All investments don't secure the same level of return despite the Federal Government's deeming rates which treat them as if they do according to a leading industry professional advisor.
All investments don't secure the same level of return despite the Federal Government's deeming rates which treat them as if they do according to a leading industry professional advisor.

Why the government got deeming rate changes wrong - expert

THE Coalition may be celebrating its decision to cut tax on income from retirement investments as a win for older Australians but a leading Sunshine Coast financial advisor has deemed it a missed opportunity that would leave the poorest effectively subsidising the comparatively better off.

The Federal Government has chopped the level of tax it deems single retirees have earned on their investments from 1.75 per cent to one per cent for the first $51,800 and $86,200 for pensioner couples.

The result it claimed would deliver couples $1053 extra and singles $804.

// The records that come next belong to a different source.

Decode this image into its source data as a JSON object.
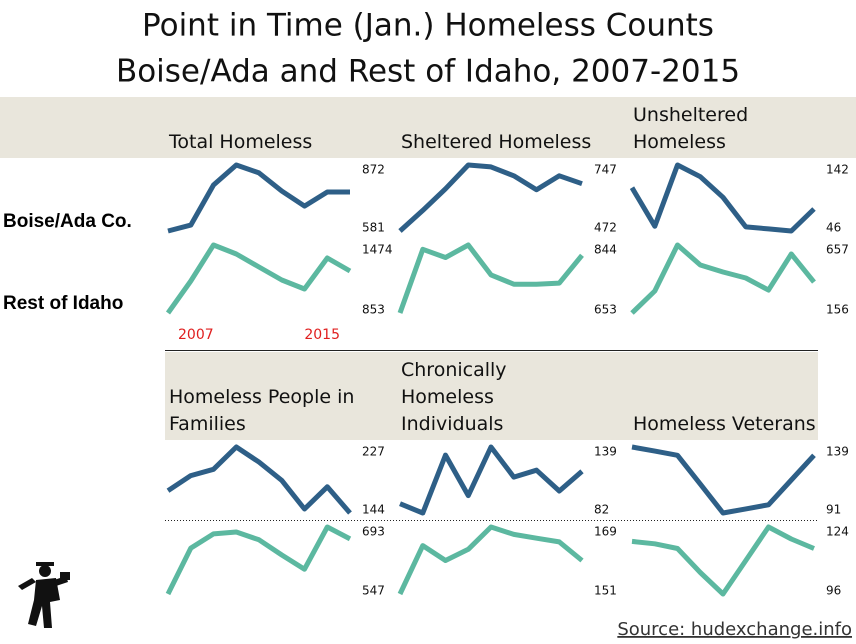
{
  "title": "Point in Time (Jan.) Homeless Counts",
  "subtitle": "Boise/Ada and Rest of Idaho, 2007-2015",
  "row_labels": [
    "Boise/Ada Co.",
    "Rest of Idaho"
  ],
  "source": "Source: hudexchange.info",
  "chart_data": [
    {
      "type": "line",
      "title": "Total Homeless",
      "x": [
        2007,
        2008,
        2009,
        2010,
        2011,
        2012,
        2013,
        2014,
        2015
      ],
      "xticks": [
        2007,
        2015
      ],
      "series": [
        {
          "color": "#2e5f87",
          "values": [
            581,
            607,
            784,
            872,
            837,
            757,
            691,
            753,
            753
          ],
          "ylim": [
            581,
            872
          ],
          "yticks": [
            581,
            872
          ]
        },
        {
          "color": "#5cb8a0",
          "values": [
            853,
            1145,
            1474,
            1392,
            1273,
            1154,
            1072,
            1355,
            1237
          ],
          "ylim": [
            853,
            1474
          ],
          "yticks": [
            853,
            1474
          ]
        }
      ]
    },
    {
      "type": "line",
      "title": "Sheltered Homeless",
      "x": [
        2007,
        2008,
        2009,
        2010,
        2011,
        2012,
        2013,
        2014,
        2015
      ],
      "series": [
        {
          "color": "#2e5f87",
          "values": [
            472,
            558,
            648,
            747,
            739,
            702,
            644,
            702,
            669
          ],
          "ylim": [
            472,
            747
          ],
          "yticks": [
            472,
            747
          ]
        },
        {
          "color": "#5cb8a0",
          "values": [
            653,
            832,
            809,
            844,
            760,
            734,
            734,
            737,
            815
          ],
          "ylim": [
            653,
            844
          ],
          "yticks": [
            653,
            844
          ]
        }
      ]
    },
    {
      "type": "line",
      "title": "Unsheltered Homeless",
      "x": [
        2007,
        2008,
        2009,
        2010,
        2011,
        2012,
        2013,
        2014,
        2015
      ],
      "series": [
        {
          "color": "#2e5f87",
          "values": [
            109,
            53,
            142,
            125,
            95,
            52,
            49,
            46,
            78
          ],
          "ylim": [
            46,
            142
          ],
          "yticks": [
            46,
            142
          ]
        },
        {
          "color": "#5cb8a0",
          "values": [
            156,
            318,
            657,
            510,
            458,
            414,
            325,
            591,
            384
          ],
          "ylim": [
            156,
            657
          ],
          "yticks": [
            156,
            657
          ]
        }
      ]
    },
    {
      "type": "line",
      "title": "Homeless People in Families",
      "x": [
        2007,
        2008,
        2009,
        2010,
        2011,
        2012,
        2013,
        2014,
        2015
      ],
      "series": [
        {
          "color": "#2e5f87",
          "values": [
            172,
            191,
            199,
            227,
            208,
            185,
            149,
            177,
            144
          ],
          "ylim": [
            144,
            227
          ],
          "yticks": [
            144,
            227
          ]
        },
        {
          "color": "#5cb8a0",
          "values": [
            547,
            647,
            678,
            682,
            665,
            632,
            601,
            693,
            667
          ],
          "ylim": [
            547,
            693
          ],
          "yticks": [
            547,
            693
          ]
        }
      ]
    },
    {
      "type": "line",
      "title": "Chronically Homeless Individuals",
      "x": [
        2007,
        2008,
        2009,
        2010,
        2011,
        2012,
        2013,
        2014,
        2015
      ],
      "series": [
        {
          "color": "#2e5f87",
          "values": [
            90,
            82,
            132,
            97,
            139,
            113,
            119,
            101,
            118
          ],
          "ylim": [
            82,
            139
          ],
          "yticks": [
            82,
            139
          ]
        },
        {
          "color": "#5cb8a0",
          "values": [
            151,
            164,
            160,
            163,
            169,
            167,
            166,
            165,
            160
          ],
          "ylim": [
            151,
            169
          ],
          "yticks": [
            151,
            169
          ]
        }
      ]
    },
    {
      "type": "line",
      "title": "Homeless Veterans",
      "x": [
        2007,
        2008,
        2009,
        2010,
        2011,
        2012,
        2013,
        2014,
        2015
      ],
      "series": [
        {
          "color": "#2e5f87",
          "values": [
            139,
            136,
            133,
            112,
            91,
            94,
            97,
            115,
            133
          ],
          "ylim": [
            91,
            139
          ],
          "yticks": [
            91,
            139
          ]
        },
        {
          "color": "#5cb8a0",
          "values": [
            118,
            117,
            115,
            105,
            96,
            110,
            124,
            119,
            115
          ],
          "ylim": [
            96,
            124
          ],
          "yticks": [
            96,
            124
          ]
        }
      ]
    }
  ]
}
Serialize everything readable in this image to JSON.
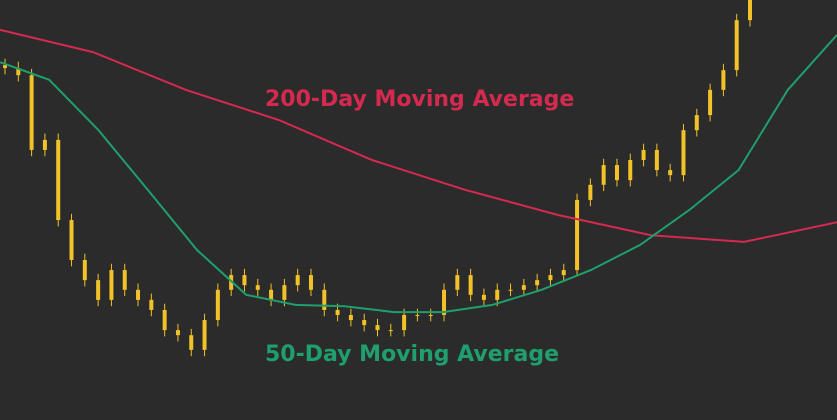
{
  "chart_data": {
    "type": "candlestick",
    "ylim": [
      0,
      100
    ],
    "candle_color": "#f2c228",
    "open": [
      84.5,
      83.8,
      82.1,
      64.3,
      66.7,
      47.6,
      38.1,
      33.3,
      28.6,
      35.7,
      31.0,
      28.6,
      26.2,
      21.4,
      20.2,
      16.7,
      23.8,
      31.0,
      34.5,
      32.1,
      31.0,
      28.6,
      32.1,
      34.5,
      31.0,
      26.2,
      25.0,
      23.8,
      22.6,
      21.4,
      21.4,
      25.0,
      25.0,
      25.0,
      31.0,
      34.5,
      29.8,
      28.6,
      31.0,
      31.0,
      32.1,
      33.3,
      34.5,
      35.7,
      52.4,
      56.0,
      60.7,
      57.1,
      61.9,
      64.3,
      59.5,
      58.3,
      69.0,
      72.6,
      78.6,
      83.3,
      95.2
    ],
    "high": [
      86.0,
      85.3,
      83.6,
      68.2,
      68.2,
      49.1,
      39.6,
      34.8,
      37.2,
      37.2,
      32.5,
      30.1,
      27.7,
      22.9,
      21.7,
      25.3,
      32.5,
      36.0,
      36.0,
      33.6,
      32.5,
      33.6,
      36.0,
      36.0,
      32.5,
      27.7,
      26.5,
      25.3,
      24.1,
      22.9,
      26.5,
      26.5,
      26.5,
      32.5,
      36.0,
      36.0,
      31.3,
      32.5,
      32.5,
      33.6,
      34.8,
      36.0,
      37.2,
      53.9,
      57.5,
      62.2,
      62.2,
      63.4,
      65.8,
      65.8,
      61.0,
      70.5,
      74.1,
      80.1,
      84.8,
      96.7,
      100
    ],
    "low": [
      82.3,
      80.6,
      62.8,
      62.8,
      46.1,
      36.6,
      31.8,
      27.1,
      27.1,
      29.5,
      27.1,
      24.7,
      19.9,
      18.7,
      15.2,
      15.2,
      22.3,
      29.5,
      30.6,
      29.5,
      27.1,
      27.1,
      30.6,
      29.5,
      24.7,
      23.5,
      22.3,
      21.1,
      19.9,
      19.9,
      19.9,
      23.5,
      23.5,
      23.5,
      29.5,
      28.3,
      27.1,
      27.1,
      29.5,
      29.5,
      30.6,
      31.8,
      33.0,
      34.2,
      50.9,
      54.5,
      55.6,
      55.6,
      60.4,
      58.0,
      56.8,
      56.8,
      67.5,
      71.1,
      77.1,
      81.8,
      93.7
    ],
    "close": [
      83.8,
      82.1,
      64.3,
      66.7,
      47.6,
      38.1,
      33.3,
      28.6,
      35.7,
      31.0,
      28.6,
      26.2,
      21.4,
      20.2,
      16.7,
      23.8,
      31.0,
      34.5,
      32.1,
      31.0,
      28.6,
      32.1,
      34.5,
      31.0,
      26.2,
      25.0,
      23.8,
      22.6,
      21.4,
      21.4,
      25.0,
      25.0,
      25.0,
      31.0,
      34.5,
      29.8,
      28.6,
      31.0,
      31.0,
      32.1,
      33.3,
      34.5,
      35.7,
      52.4,
      56.0,
      60.7,
      57.1,
      61.9,
      64.3,
      59.5,
      58.3,
      69.0,
      72.6,
      78.6,
      83.3,
      95.2,
      100
    ],
    "series": [
      {
        "name": "200-Day Moving Average",
        "color": "#d42a4f",
        "values": [
          92.9,
          87.6,
          78.6,
          71.4,
          61.9,
          54.8,
          48.8,
          44.0,
          42.4,
          47.1
        ]
      },
      {
        "name": "50-Day Moving Average",
        "color": "#1f9e6e",
        "values": [
          85.2,
          81.0,
          69.0,
          54.8,
          40.5,
          29.8,
          27.4,
          27.1,
          25.7,
          25.7,
          27.4,
          31.0,
          35.7,
          41.7,
          50.0,
          59.5,
          78.6,
          91.7
        ]
      }
    ]
  }
}
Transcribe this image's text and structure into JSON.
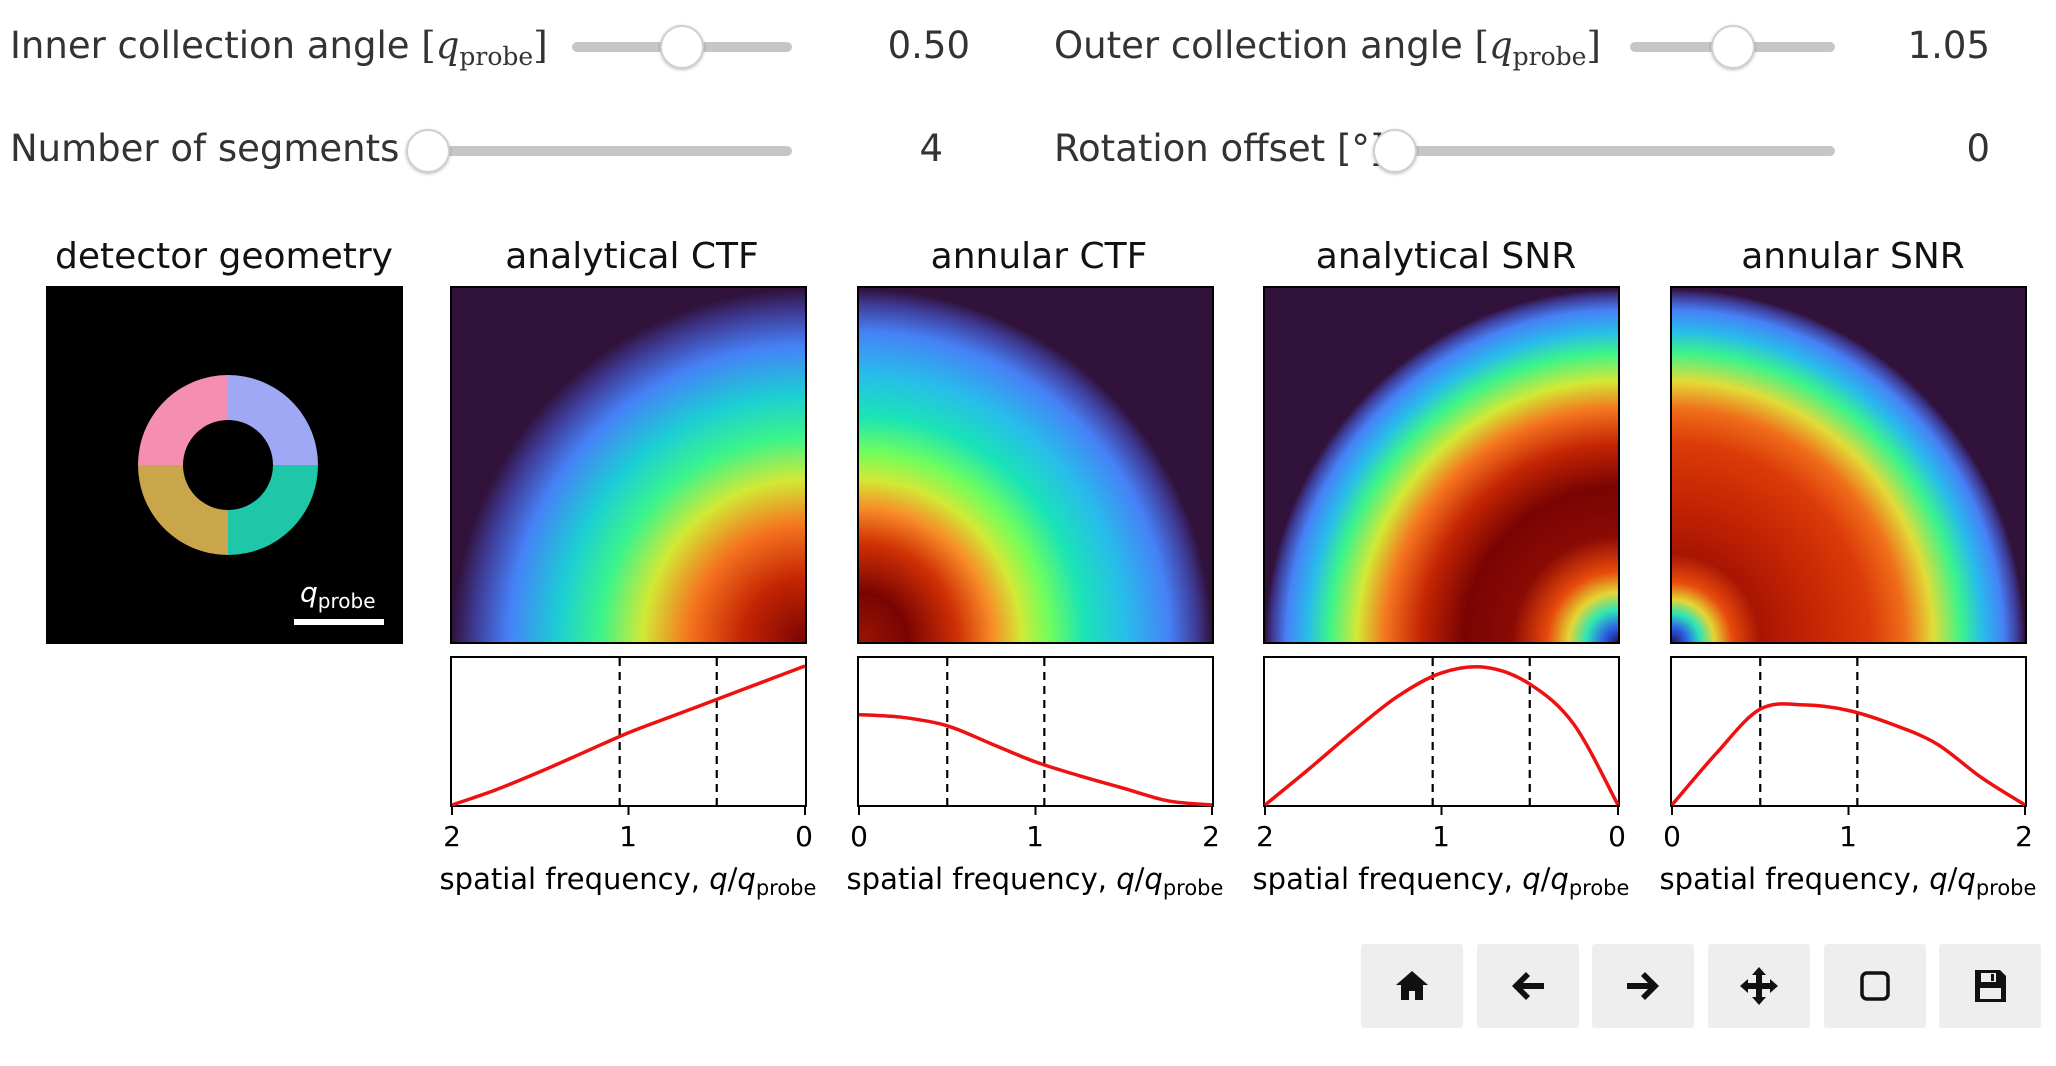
{
  "controls": {
    "inner_angle": {
      "label": "Inner collection angle",
      "unit_sym": "q",
      "unit_sub": "probe",
      "value": "0.50",
      "fraction": 0.5
    },
    "outer_angle": {
      "label": "Outer collection angle",
      "unit_sym": "q",
      "unit_sub": "probe",
      "value": "1.05",
      "fraction": 0.5
    },
    "segments": {
      "label": "Number of segments",
      "value": "4",
      "fraction": 0.0
    },
    "rotation": {
      "label": "Rotation offset [°]",
      "value": "0",
      "fraction": 0.0
    }
  },
  "panels": {
    "detector": {
      "title": "detector geometry",
      "scalebar_sym": "q",
      "scalebar_sub": "probe",
      "segment_colors": [
        "#f48fb1",
        "#9fa8f4",
        "#c9a64a",
        "#1fc7a8"
      ]
    },
    "analytical_ctf": {
      "title": "analytical CTF"
    },
    "annular_ctf": {
      "title": "annular CTF"
    },
    "analytical_snr": {
      "title": "analytical SNR"
    },
    "annular_snr": {
      "title": "annular SNR"
    }
  },
  "axis": {
    "label_prefix": "spatial frequency, ",
    "label_q": "q",
    "label_slash": "/",
    "label_qp": "q",
    "label_sub": "probe",
    "ticks_desc": [
      "2",
      "1",
      "0"
    ],
    "ticks_asc": [
      "0",
      "1",
      "2"
    ]
  },
  "chart_data": [
    {
      "type": "line",
      "title": "analytical CTF",
      "xlabel": "spatial frequency, q/qprobe",
      "x": [
        0,
        0.25,
        0.5,
        0.75,
        1.0,
        1.25,
        1.5,
        1.75,
        2.0
      ],
      "y": [
        1.0,
        0.88,
        0.76,
        0.64,
        0.52,
        0.38,
        0.24,
        0.11,
        0.0
      ],
      "xlim": [
        2,
        0
      ],
      "vlines": [
        0.5,
        1.05
      ],
      "color": "#ee1111"
    },
    {
      "type": "line",
      "title": "annular CTF",
      "xlabel": "spatial frequency, q/qprobe",
      "x": [
        0,
        0.25,
        0.5,
        0.75,
        1.0,
        1.25,
        1.5,
        1.75,
        2.0
      ],
      "y": [
        0.65,
        0.63,
        0.57,
        0.44,
        0.31,
        0.21,
        0.12,
        0.03,
        0.0
      ],
      "xlim": [
        0,
        2
      ],
      "vlines": [
        0.5,
        1.05
      ],
      "color": "#ee1111"
    },
    {
      "type": "line",
      "title": "analytical SNR",
      "xlabel": "spatial frequency, q/qprobe",
      "x": [
        0,
        0.25,
        0.5,
        0.75,
        1.0,
        1.25,
        1.5,
        1.75,
        2.0
      ],
      "y": [
        0.0,
        0.58,
        0.87,
        0.99,
        0.95,
        0.78,
        0.53,
        0.26,
        0.0
      ],
      "xlim": [
        2,
        0
      ],
      "vlines": [
        0.5,
        1.05
      ],
      "color": "#ee1111"
    },
    {
      "type": "line",
      "title": "annular SNR",
      "xlabel": "spatial frequency, q/qprobe",
      "x": [
        0,
        0.25,
        0.5,
        0.75,
        1.0,
        1.25,
        1.5,
        1.75,
        2.0
      ],
      "y": [
        0.0,
        0.37,
        0.69,
        0.72,
        0.68,
        0.58,
        0.44,
        0.2,
        0.0
      ],
      "xlim": [
        0,
        2
      ],
      "vlines": [
        0.5,
        1.05
      ],
      "color": "#ee1111"
    }
  ],
  "toolbar": [
    {
      "name": "home-icon"
    },
    {
      "name": "back-arrow-icon"
    },
    {
      "name": "forward-arrow-icon"
    },
    {
      "name": "pan-icon"
    },
    {
      "name": "zoom-rect-icon"
    },
    {
      "name": "save-icon"
    }
  ]
}
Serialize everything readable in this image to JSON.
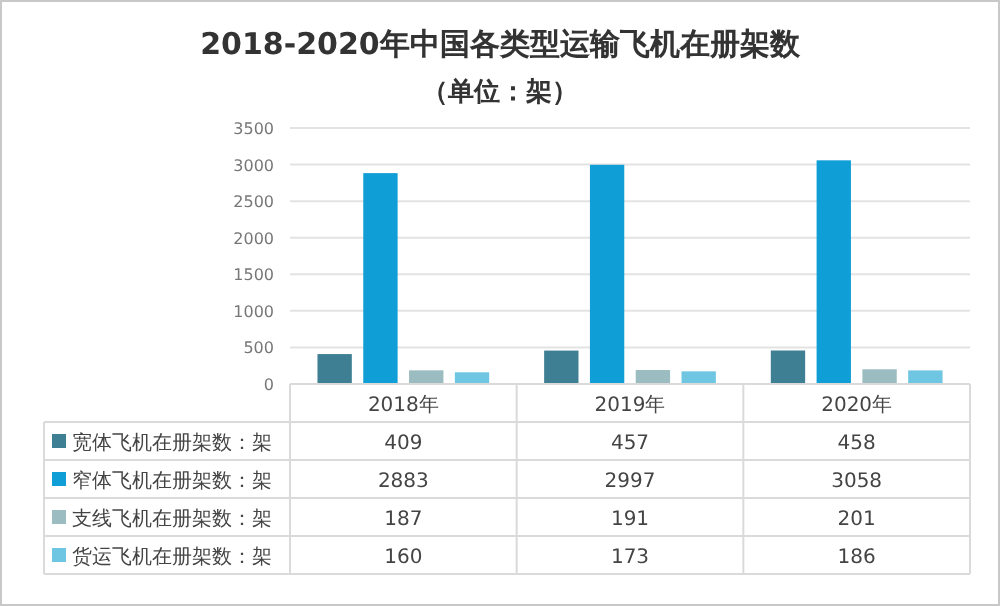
{
  "chart_data": {
    "type": "bar",
    "title": "2018-2020年中国各类型运输飞机在册架数",
    "subtitle": "（单位：架）",
    "categories": [
      "2018年",
      "2019年",
      "2020年"
    ],
    "series": [
      {
        "name": "宽体飞机在册架数：架",
        "color": "#3f7f93",
        "values": [
          409,
          457,
          458
        ]
      },
      {
        "name": "窄体飞机在册架数：架",
        "color": "#0f9ed5",
        "values": [
          2883,
          2997,
          3058
        ]
      },
      {
        "name": "支线飞机在册架数：架",
        "color": "#9bbcc0",
        "values": [
          187,
          191,
          201
        ]
      },
      {
        "name": "货运飞机在册架数：架",
        "color": "#6fc6e2",
        "values": [
          160,
          173,
          186
        ]
      }
    ],
    "ylim": [
      0,
      3500
    ],
    "yticks": [
      0,
      500,
      1000,
      1500,
      2000,
      2500,
      3000,
      3500
    ],
    "grid": "y",
    "legend": "bottom",
    "data_labels": true
  }
}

It's a move Fisher MP Andrew Wallace has declared would benefit 8720 older people in his electorate.

"The Government has taken a sensible approach to supporting older Australians because we understand that pensioners have finely balanced finances,” Mr Wallace said.

"It will mean more money in the pockets of older people on the Sunshine Coast. Under the new rates age pensioners whose income is assessed using deeming will receive up to $40.50 a fortnight for couples, $1053 extra a year, and $31 a fortnight for singles, $804 a year.”

Minister for Families and Social Services, Senator Anne Rushton said the upper deeming rate would also be cut from 3.25 per cent to 3.0 per cent for balances over the initial thresholds.

She said the changes would benefit about 628,000 age pensioners nationwide and more than 455,000 people receiving other payments.

John McIntosh, of McIntosh Financial, said the deeming rates treated all classes of investments as if they delivered similar rates of return when that was far from the case.

The 35-year industry veteran said cash and term deposit investments typically held by the poorest of retirees returned significantly less than investments in shares and property.

Deeming rates for shares and property investment were now at three per cent when they should be at five per cent.

Mr McIntosh said rather than lowering the deeming rates, the government may have been better to increase the first threshold to $100,000 and the second to $150,000.

That, he said, would get closer to only taxing retirement income earned through physically working.

Mr McIntosh said those who failed to seek advice and instead kept their wealth in fixed interest rate accounts had been left to pick up the tab.

The new government approach will take effect from September in line with the regular indexation of the pension and will be backdated to July 1.

Mr Wallace said while 75 per cent of aged pensioners were not affected by deeming, the decision recognised that it was an important issue for those who were.